Another alternative, used in this part of the country where there’s not ready access to cornstalks or wheat pastures, is to feed hay, he said, but without really cheap hay it gets expensive. “That only works if you can keep from losing enough money so you can offset it in the summer on grass,” he said.
“The challenge is to get them through the winter cheaper than feeding hay, and cornstalks are a great way to do that, with a total cost of gain under 60 cents,” he added.
Another cheap rate of gain is to supplement range with cake and bring the cattle back to meadows with turnips or other winter annuals. “Whatever ration you can put together,” said Feuz, adding, “The more you can let the animals harvest it themselves, and the more you don’t have to mechanically harvest feed, the better off you’ll be.”

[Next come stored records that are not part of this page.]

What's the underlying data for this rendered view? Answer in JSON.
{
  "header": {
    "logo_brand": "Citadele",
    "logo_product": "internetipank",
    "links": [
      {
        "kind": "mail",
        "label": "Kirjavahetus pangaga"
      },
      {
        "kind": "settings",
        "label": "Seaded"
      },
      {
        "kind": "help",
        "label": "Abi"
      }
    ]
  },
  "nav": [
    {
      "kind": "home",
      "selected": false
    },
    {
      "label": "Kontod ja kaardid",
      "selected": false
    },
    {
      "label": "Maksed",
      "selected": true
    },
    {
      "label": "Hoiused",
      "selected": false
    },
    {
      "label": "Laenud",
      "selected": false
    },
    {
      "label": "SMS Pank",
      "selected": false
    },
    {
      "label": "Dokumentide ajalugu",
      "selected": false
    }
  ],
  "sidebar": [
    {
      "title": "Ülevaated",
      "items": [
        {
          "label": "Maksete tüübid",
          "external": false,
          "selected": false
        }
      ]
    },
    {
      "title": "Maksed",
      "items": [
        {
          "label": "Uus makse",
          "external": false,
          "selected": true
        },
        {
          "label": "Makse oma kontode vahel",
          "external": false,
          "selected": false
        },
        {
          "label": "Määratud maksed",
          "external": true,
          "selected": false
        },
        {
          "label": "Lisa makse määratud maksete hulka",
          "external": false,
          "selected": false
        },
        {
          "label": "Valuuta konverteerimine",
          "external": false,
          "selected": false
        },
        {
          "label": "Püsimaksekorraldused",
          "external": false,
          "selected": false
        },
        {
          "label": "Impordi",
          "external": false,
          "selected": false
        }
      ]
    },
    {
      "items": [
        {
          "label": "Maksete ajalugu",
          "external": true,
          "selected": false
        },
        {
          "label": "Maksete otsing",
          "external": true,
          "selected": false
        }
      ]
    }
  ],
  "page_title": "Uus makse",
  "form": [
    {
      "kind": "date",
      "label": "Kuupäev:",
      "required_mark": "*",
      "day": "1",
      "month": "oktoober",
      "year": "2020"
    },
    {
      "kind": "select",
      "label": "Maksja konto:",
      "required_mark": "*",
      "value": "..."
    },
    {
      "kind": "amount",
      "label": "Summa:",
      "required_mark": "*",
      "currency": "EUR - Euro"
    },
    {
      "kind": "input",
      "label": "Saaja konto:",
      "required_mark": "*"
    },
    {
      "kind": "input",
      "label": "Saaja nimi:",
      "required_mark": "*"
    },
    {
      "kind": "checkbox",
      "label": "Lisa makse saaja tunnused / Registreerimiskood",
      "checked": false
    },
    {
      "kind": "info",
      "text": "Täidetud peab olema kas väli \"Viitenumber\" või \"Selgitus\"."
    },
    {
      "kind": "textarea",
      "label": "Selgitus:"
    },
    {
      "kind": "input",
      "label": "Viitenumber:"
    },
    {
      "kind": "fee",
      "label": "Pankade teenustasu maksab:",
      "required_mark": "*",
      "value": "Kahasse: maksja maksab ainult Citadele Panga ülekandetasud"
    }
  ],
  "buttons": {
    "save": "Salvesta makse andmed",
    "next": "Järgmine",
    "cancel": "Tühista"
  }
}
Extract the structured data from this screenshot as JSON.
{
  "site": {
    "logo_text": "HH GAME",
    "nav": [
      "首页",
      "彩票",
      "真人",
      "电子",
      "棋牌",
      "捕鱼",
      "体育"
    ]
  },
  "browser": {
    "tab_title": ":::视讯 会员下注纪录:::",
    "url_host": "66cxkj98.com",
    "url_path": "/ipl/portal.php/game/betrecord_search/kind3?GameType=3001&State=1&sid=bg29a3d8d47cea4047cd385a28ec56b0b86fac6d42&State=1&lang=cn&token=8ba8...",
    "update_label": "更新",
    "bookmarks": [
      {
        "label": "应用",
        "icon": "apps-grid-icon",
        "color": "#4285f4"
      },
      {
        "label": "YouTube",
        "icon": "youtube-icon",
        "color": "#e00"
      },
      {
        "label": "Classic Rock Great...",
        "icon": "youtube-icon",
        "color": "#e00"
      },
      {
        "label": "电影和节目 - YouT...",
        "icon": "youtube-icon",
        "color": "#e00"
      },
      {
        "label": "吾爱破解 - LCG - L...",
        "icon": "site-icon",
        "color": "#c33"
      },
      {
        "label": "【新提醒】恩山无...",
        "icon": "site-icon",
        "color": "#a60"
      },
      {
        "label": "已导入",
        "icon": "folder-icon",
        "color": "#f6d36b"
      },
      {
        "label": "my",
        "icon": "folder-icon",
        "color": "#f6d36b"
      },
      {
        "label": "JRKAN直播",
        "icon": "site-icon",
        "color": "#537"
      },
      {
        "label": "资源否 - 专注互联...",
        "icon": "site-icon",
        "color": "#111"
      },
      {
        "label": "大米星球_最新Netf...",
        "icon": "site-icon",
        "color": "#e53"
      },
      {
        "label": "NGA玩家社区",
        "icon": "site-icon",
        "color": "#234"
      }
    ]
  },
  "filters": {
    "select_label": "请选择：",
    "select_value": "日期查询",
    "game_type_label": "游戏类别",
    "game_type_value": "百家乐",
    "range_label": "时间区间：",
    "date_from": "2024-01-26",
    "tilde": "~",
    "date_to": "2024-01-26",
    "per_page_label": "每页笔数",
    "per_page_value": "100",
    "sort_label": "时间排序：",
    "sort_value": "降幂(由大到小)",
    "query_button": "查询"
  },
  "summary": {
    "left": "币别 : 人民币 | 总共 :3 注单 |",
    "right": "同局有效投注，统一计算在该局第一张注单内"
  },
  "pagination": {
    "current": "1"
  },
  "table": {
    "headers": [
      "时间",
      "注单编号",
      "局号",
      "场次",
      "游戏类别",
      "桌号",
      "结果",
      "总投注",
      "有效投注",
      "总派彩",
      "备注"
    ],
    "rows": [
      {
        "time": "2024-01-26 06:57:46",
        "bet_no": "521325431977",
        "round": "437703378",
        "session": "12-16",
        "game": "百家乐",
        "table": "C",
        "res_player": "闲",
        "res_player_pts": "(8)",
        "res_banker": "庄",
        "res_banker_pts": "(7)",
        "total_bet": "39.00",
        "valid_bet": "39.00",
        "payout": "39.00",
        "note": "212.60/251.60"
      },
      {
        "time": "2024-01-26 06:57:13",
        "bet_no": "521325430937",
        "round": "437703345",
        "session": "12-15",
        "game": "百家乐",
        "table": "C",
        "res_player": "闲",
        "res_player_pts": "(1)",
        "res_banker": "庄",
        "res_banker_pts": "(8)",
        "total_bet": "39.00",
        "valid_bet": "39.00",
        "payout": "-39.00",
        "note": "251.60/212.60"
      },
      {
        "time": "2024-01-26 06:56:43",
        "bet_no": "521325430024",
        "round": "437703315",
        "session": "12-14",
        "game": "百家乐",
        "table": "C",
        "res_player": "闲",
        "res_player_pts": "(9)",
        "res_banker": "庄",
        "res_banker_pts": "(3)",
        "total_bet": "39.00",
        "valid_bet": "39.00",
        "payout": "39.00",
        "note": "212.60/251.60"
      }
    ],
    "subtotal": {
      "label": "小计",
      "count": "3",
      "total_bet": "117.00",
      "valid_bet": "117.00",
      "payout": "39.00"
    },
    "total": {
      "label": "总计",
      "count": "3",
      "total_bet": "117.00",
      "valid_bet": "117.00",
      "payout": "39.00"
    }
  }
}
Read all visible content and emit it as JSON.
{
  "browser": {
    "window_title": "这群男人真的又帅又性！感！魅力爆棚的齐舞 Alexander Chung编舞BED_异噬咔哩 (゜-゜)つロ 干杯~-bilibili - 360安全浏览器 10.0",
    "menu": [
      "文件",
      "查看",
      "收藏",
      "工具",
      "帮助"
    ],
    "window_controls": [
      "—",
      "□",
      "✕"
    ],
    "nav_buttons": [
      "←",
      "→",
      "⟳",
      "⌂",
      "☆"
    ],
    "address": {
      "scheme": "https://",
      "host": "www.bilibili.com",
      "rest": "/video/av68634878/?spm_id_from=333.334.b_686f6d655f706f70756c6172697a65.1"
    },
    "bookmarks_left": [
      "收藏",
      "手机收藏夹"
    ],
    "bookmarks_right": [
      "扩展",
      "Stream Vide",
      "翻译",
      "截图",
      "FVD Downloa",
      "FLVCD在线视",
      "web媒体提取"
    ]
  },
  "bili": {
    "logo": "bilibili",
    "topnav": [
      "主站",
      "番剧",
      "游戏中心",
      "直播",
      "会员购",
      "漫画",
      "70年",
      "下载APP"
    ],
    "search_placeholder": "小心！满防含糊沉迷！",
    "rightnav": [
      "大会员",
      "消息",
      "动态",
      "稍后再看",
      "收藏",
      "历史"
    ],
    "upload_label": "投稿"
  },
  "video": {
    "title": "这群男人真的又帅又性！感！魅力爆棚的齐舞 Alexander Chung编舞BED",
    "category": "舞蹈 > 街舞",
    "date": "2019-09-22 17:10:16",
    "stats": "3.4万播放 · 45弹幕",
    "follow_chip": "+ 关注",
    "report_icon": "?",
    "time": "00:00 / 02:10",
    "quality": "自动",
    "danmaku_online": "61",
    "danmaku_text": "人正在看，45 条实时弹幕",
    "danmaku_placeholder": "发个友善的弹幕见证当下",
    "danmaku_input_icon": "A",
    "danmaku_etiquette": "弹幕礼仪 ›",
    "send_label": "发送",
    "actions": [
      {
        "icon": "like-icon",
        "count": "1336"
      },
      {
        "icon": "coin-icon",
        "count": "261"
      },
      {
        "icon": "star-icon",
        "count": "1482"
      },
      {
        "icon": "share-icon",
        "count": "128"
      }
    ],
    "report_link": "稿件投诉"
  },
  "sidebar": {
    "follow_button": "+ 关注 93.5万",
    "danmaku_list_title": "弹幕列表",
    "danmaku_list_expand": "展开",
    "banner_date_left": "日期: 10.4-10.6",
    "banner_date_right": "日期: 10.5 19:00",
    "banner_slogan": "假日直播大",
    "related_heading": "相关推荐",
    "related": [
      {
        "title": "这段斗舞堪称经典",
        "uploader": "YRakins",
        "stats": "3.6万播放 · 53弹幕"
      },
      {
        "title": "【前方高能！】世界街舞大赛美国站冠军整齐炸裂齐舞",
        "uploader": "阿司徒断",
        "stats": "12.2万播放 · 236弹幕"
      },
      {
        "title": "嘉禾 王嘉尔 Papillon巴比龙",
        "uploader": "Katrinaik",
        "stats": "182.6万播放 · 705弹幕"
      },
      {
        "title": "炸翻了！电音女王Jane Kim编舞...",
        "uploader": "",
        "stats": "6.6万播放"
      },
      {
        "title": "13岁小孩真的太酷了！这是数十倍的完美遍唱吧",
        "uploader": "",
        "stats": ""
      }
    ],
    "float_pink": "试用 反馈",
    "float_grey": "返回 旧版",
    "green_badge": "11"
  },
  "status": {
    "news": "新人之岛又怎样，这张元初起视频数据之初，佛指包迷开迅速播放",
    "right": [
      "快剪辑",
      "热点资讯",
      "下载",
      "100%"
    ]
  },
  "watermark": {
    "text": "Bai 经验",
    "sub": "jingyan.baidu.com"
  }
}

“The big thing on stocker programs is the direction of the market,” said Feuz of their profitability. “If there’s a lower cost of gain in a stocker program compared to the feedlot you’ll be more profitable.”
“If feedlots are losing $100 per head, will stocker programs still be profitable?” Feuz questioned. “If those losses occur because of high corn costs, you’ll still be profitable. But if they’re because of the market, that’ll have an effect on you as well, if you haven’t protected your output price at the time you put cattle in your program.”
But, no matter where the margins fall, Feuz said the challenge always is that cattle producers are eternal optimists, expecting higher returns than they’ll get, and therefore are almost always disappointed.
“Higher grain prices mean there are opportunities to put gain on in grazing and stocker programs with less cost of gain, and there can be positive returns if you can do that on the average,” he said. “Determine your own numbers for your operation and make the comparison.”